How to Cut Your Hair at Home According to Stylists

Here’s some advice from stylists for those who can’t make it to the salon.

Life can get hectic–sometimes causing even routine appointments like a checkup at the dentist or a haircut with your stylist to fall by the wayside. Even worse, you may notice split ends or a loss of volume after you’ve been quarantined due to the coronavirus. No matter why you can’t get to the salon, you could be well on your way to getting creative with your grooming at home.

Even though stylists generally don’t recommend you cut your hair, sometimes desperate circumstances call for desperate measures. As long as you aren’t getting too daring with your scissors, you can rid yourself of your dead ends or successfully give yourself a bang trim without it looking like you stuck your head in the garbage disposal.

However, unless you’re an actual hairstylist, significant changes are best left to the pros, says Jerome, a stylist at Pierre Michel Salon in New York City. “My top tip is not to trim too much. Jerome says Health; you can always go around the second time if needed to remove more hair. “Don’t do anything different. Instead, wait for your stylist. Be patient.”
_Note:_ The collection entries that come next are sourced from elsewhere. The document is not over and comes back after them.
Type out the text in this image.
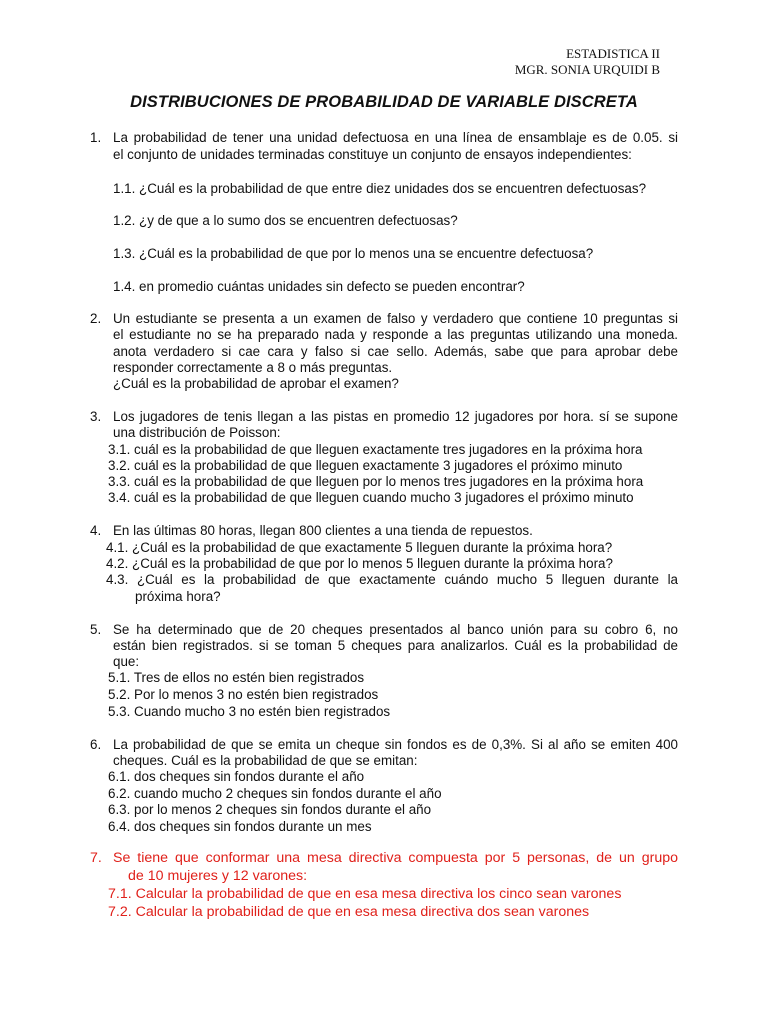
ESTADISTICA II
MGR. SONIA URQUIDI B
DISTRIBUCIONES DE PROBABILIDAD DE VARIABLE DISCRETA
1. La probabilidad de tener una unidad defectuosa en una línea de ensamblaje es de 0.05. si
el conjunto de unidades terminadas constituye un conjunto de ensayos independientes:
1.1. ¿Cuál es la probabilidad de que entre diez unidades dos se encuentren defectuosas?
1.2. ¿y de que a lo sumo dos se encuentren defectuosas?
1.3. ¿Cuál es la probabilidad de que por lo menos una se encuentre defectuosa?
1.4. en promedio cuántas unidades sin defecto se pueden encontrar?
2. Un estudiante se presenta a un examen de falso y verdadero que contiene 10 preguntas si
el estudiante no se ha preparado nada y responde a las preguntas utilizando una moneda.
anota verdadero si cae cara y falso si cae sello. Además, sabe que para aprobar debe
responder correctamente a 8 o más preguntas.
¿Cuál es la probabilidad de aprobar el examen?
3. Los jugadores de tenis llegan a las pistas en promedio 12 jugadores por hora. sí se supone
una distribución de Poisson:
3.1. cuál es la probabilidad de que lleguen exactamente tres jugadores en la próxima hora
3.2. cuál es la probabilidad de que lleguen exactamente 3 jugadores el próximo minuto
3.3. cuál es la probabilidad de que lleguen por lo menos tres jugadores en la próxima hora
3.4. cuál es la probabilidad de que lleguen cuando mucho 3 jugadores el próximo minuto
4. En las últimas 80 horas, llegan 800 clientes a una tienda de repuestos.
4.1. ¿Cuál es la probabilidad de que exactamente 5 lleguen durante la próxima hora?
4.2. ¿Cuál es la probabilidad de que por lo menos 5 lleguen durante la próxima hora?
4.3. ¿Cuál es la probabilidad de que exactamente cuándo mucho 5 lleguen durante la
próxima hora?
5. Se ha determinado que de 20 cheques presentados al banco unión para su cobro 6, no
están bien registrados. si se toman 5 cheques para analizarlos. Cuál es la probabilidad de
que:
5.1. Tres de ellos no estén bien registrados
5.2. Por lo menos 3 no estén bien registrados
5.3. Cuando mucho 3 no estén bien registrados
6. La probabilidad de que se emita un cheque sin fondos es de 0,3%. Si al año se emiten 400
cheques. Cuál es la probabilidad de que se emitan:
6.1. dos cheques sin fondos durante el año
6.2. cuando mucho 2 cheques sin fondos durante el año
6.3. por lo menos 2 cheques sin fondos durante el año
6.4. dos cheques sin fondos durante un mes
7. Se tiene que conformar una mesa directiva compuesta por 5 personas, de un grupo
de 10 mujeres y 12 varones:
7.1. Calcular la probabilidad de que en esa mesa directiva los cinco sean varones
7.2. Calcular la probabilidad de que en esa mesa directiva dos sean varones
While the consensus from hairdressers is to wait on drastic chops until you can get to the salon again, we’ve got tips from the stylists on how to cut your hair at home. Go ahead; you can now attempt a hairstyle with more confidence.

The right equipment is essential.

Your kitchen scissors just aren’t going to cut it (pun intended) for this type of project. “I wouldn’t recommend using your usual house scissors because they’re just not going to be sharp enough–the blade is too thick, and because of that, you’re going to get a very jumpy, choppy line,” explains Carrie Butterworth, a celebrity hairstylist at The Salon Project by Joel Warren in New York City. It’ll look almost like a hacker job.

A pair of scissors will give you a smooth, healthy haircut. Butterworth says the best type of scissors to use are those that you can purchase at a local drugstore. You can buy hair shears online for as low as $23 if you don’t want to travel to a drugstore.

Clips might also help you make your hair look neater. Butterworth states that sectioning your hair with clips can improve your vision and help to avoid the messy, choppy look that would result if you tried to cut straight across. The Harry Josh Pro Styling clip ($15; dermstore.com), which are popular with stylists, comes in a set of three.

But first, moisturize.

Dora, a stylist from Pierre Michel Salon in New York City, advises that you moisturize your hair before touching the scissors. You want to work with moist, moisturized hair to get a neat cut. Moroccanoil Mending Infusion ($28, sephora.com) is her favourite styling product. It zaps dryness and prevents frizz. Dora continues, “This product will protect hair from breakage & seal split ends.”

Make sure you have the same length.

Once you are ready to begin cutting your hair, you should start by slicing your hair down the middle. Butterworth recommends that you first part your hair by keeping your chin close to your chest. Then, cut each section into one-inch sections. If you cut each branch into small areas, it will be easier to avoid any mishaps that might make your hair look uneven.

“After you have determined the length, be sure to match each section to the last one by holding the hair tautly between the fingers,” she said. Take a few steps back to verify that your line is straight. Butterworth adds, “You’ll be able to make any adjustments from there.”

Do not attempt to cut any more than a straight line. It would help if you waited until your next salon appointment. Butterworth cautions that layer cutting is not recommended because there are many options for cutting layers. The only person who cuts your hair professionally will know which layers have been placed based upon your texture, density and desired look.

Don’t go geometric.

As much as you might like to come out of quarantine with a dramatic new ‘do, Dora suggests keeping it simple until you can see a professional stylist again. “I wouldn’t recommend making any changes to your haircut that would affect the perimeter or make it more geometric.” (FYI. The perimeter is defined as the area of hairline that runs from the forehead down past the ears to where it ends at the nape of the neck. She also warns against cutting your hair too straight.

Dora advises that you begin by taking small sections out of your layers, twisting your hair and then cutting at the ends. In case you’re not familiar, point cutting is a technique stylists use to soften and texturize the ends of your hair rather than to remove length.

Be gentle with bangs.

If you want to touch up your bangs (or try them out for the first time), start slow and ease into the length you’d like. Dora says, “Bangs are in the face. You could always cut them shorter if it feels like you’ve left them too long.”

Butterworth says to first dry bangs. After that, hold a small portion between your eyes flat against your forehead. You can then pull another section towards the center of the charges. This will create a gently curving effect, in contrast to China doll bangs,” she says.

Butterworth advises that you don’t pull your bangs so tightly that they are too short.

Ask a friend to help you if possible.

Butterworth recommends having someone else do your hair. “My main tip to cutting your hair at home is that having someone else do it for you will ensure you have straight hair in the back.” Even though you don’t want to let anyone cut your hair, this is a lot more efficient than trying your best to get a straight, 180-degree cut yourself.